07/15/2023
Coach Marcelino "Chelo" Huerta, Jr. as coach of the University of Tampa Spartans. The photo is from the Nov. 1, 1958 FSU homecoming game program against Tampa U. (His name is misspelled under this photo.)
Chelo Huerta was a born leader. The son of Cuban-American Ybor City cigar workers, he played football at HHS as an offensive linesman. Huerta called the plays, a job usually reserved for the quarterback.
After serving as a B-24 Liberator bomber pilot and flying missions over Nazi-occupied Europe in WW2, Huerta was a standout two-way lineman for the University of Florida Gators during a time the players ironically dubbed the "Golden Era."
At 28, Huerta became the youngest head football coach and athletic director in the country when he succeeded Frank Sinkwich at the University of Tampa. After a highly successful 10-season career there, followed by shorter ones at Wichita State University and Parsons College, he compiled a 104-53-2 record.

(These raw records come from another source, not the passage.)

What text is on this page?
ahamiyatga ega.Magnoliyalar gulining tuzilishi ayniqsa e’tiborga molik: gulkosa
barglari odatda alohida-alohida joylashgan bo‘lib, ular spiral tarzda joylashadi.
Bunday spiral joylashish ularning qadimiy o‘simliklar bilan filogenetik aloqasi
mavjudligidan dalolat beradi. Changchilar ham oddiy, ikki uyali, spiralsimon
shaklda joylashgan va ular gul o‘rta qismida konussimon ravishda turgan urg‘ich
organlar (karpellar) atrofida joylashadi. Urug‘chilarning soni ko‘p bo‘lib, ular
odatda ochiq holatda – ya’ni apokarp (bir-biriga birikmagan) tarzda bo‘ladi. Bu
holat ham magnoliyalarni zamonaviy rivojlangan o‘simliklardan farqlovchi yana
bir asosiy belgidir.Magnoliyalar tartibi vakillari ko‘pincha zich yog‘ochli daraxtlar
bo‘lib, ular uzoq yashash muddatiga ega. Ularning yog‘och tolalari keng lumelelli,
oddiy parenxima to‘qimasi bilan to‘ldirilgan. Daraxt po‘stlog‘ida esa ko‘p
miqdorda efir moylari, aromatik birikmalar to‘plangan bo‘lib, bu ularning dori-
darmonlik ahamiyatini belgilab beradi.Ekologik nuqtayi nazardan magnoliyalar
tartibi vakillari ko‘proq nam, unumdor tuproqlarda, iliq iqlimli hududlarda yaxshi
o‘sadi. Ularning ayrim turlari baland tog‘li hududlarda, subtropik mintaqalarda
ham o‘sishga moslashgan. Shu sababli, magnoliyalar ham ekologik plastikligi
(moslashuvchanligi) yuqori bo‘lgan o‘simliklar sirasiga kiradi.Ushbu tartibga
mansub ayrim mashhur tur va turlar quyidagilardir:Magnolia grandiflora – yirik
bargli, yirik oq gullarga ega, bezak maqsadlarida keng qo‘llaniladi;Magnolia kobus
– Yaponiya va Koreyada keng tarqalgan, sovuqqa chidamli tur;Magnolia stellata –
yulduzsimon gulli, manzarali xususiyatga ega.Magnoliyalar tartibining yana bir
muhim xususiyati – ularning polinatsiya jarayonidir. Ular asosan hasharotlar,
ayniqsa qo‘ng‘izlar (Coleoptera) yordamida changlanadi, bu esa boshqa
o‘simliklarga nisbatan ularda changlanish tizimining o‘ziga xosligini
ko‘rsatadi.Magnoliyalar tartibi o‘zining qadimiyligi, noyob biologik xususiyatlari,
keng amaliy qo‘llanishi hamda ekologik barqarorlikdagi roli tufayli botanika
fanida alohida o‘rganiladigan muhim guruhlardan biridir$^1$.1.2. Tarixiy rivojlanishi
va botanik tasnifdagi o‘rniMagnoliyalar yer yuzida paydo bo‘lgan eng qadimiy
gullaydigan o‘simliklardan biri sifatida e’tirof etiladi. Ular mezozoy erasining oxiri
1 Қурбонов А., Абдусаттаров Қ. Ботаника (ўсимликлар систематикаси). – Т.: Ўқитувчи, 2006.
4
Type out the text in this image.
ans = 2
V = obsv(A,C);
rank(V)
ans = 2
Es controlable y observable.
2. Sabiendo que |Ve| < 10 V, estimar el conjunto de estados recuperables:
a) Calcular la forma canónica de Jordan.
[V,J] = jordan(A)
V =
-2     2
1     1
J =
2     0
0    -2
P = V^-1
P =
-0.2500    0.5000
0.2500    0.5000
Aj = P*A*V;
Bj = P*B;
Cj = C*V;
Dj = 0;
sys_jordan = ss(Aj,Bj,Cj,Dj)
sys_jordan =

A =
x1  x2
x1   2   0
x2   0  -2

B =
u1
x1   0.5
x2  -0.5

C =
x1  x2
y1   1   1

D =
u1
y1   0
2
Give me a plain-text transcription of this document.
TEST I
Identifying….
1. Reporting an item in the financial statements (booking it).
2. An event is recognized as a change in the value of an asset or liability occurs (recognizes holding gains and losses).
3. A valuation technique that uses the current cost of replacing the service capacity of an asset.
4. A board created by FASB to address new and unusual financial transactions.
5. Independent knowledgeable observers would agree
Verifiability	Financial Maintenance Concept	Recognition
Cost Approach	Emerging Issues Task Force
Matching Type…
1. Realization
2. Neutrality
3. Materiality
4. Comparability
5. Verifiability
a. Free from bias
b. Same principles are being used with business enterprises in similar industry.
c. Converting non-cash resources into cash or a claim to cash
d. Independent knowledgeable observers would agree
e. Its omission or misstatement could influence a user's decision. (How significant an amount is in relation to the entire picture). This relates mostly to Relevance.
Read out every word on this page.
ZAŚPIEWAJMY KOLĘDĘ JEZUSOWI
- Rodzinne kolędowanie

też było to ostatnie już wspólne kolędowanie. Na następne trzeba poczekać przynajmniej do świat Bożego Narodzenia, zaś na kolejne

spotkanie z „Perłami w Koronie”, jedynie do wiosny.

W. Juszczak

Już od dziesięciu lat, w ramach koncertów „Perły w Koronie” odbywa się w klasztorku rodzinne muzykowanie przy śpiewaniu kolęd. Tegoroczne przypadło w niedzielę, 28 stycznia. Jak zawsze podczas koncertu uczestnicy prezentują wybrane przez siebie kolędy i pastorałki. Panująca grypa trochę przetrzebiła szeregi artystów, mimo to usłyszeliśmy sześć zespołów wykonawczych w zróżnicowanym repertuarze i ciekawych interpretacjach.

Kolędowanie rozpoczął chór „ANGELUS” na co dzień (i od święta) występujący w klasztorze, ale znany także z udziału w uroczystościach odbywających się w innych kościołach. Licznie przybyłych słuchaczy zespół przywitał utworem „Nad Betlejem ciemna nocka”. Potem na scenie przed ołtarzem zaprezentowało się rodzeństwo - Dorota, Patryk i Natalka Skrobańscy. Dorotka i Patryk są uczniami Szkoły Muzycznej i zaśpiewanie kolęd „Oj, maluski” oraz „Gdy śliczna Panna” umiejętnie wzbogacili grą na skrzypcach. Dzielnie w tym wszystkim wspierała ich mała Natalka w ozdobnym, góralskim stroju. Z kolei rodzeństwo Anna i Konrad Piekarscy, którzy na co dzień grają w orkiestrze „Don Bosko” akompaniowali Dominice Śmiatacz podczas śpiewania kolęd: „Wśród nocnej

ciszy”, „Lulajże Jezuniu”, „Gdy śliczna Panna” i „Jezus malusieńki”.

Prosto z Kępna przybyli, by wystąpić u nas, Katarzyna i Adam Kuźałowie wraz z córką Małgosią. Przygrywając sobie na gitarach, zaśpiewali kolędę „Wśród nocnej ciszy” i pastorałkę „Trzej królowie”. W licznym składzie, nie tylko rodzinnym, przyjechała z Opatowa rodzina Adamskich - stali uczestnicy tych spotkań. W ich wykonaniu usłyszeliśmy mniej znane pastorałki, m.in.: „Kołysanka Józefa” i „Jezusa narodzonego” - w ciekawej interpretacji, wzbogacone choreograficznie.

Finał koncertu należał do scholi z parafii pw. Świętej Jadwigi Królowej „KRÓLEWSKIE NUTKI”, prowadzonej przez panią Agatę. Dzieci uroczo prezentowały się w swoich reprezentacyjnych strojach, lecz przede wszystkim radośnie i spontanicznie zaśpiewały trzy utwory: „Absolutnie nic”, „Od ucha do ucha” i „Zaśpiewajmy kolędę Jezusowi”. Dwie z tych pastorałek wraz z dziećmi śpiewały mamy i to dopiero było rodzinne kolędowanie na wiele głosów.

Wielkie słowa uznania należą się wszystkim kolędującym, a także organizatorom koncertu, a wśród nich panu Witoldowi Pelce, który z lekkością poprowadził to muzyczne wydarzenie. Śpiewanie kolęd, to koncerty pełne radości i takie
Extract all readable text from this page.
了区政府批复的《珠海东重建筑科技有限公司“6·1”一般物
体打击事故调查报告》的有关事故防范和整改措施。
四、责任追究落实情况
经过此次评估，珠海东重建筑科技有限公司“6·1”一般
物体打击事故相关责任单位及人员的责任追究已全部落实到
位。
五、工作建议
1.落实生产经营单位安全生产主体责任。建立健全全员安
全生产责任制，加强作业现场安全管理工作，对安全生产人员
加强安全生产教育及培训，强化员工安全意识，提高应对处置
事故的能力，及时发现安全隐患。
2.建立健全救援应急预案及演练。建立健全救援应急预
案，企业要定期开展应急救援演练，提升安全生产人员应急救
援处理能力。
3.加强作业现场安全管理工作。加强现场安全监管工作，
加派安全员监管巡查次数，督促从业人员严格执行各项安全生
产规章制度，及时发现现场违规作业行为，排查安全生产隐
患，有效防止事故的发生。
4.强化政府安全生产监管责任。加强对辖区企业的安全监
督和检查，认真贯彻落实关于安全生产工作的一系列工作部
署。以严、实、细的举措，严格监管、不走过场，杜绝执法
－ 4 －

After retiring from coaching in 1967, Huerta returned to Tampa and was a successful insurance agent for a year, but he didn't enjoy it. For the last sixteen years of his life, he was the executive vice president of the MacDonald Training Center, which assisted in the rehabilitation of handicapped children and young persons and developed methods to get them jobs in mainstream society.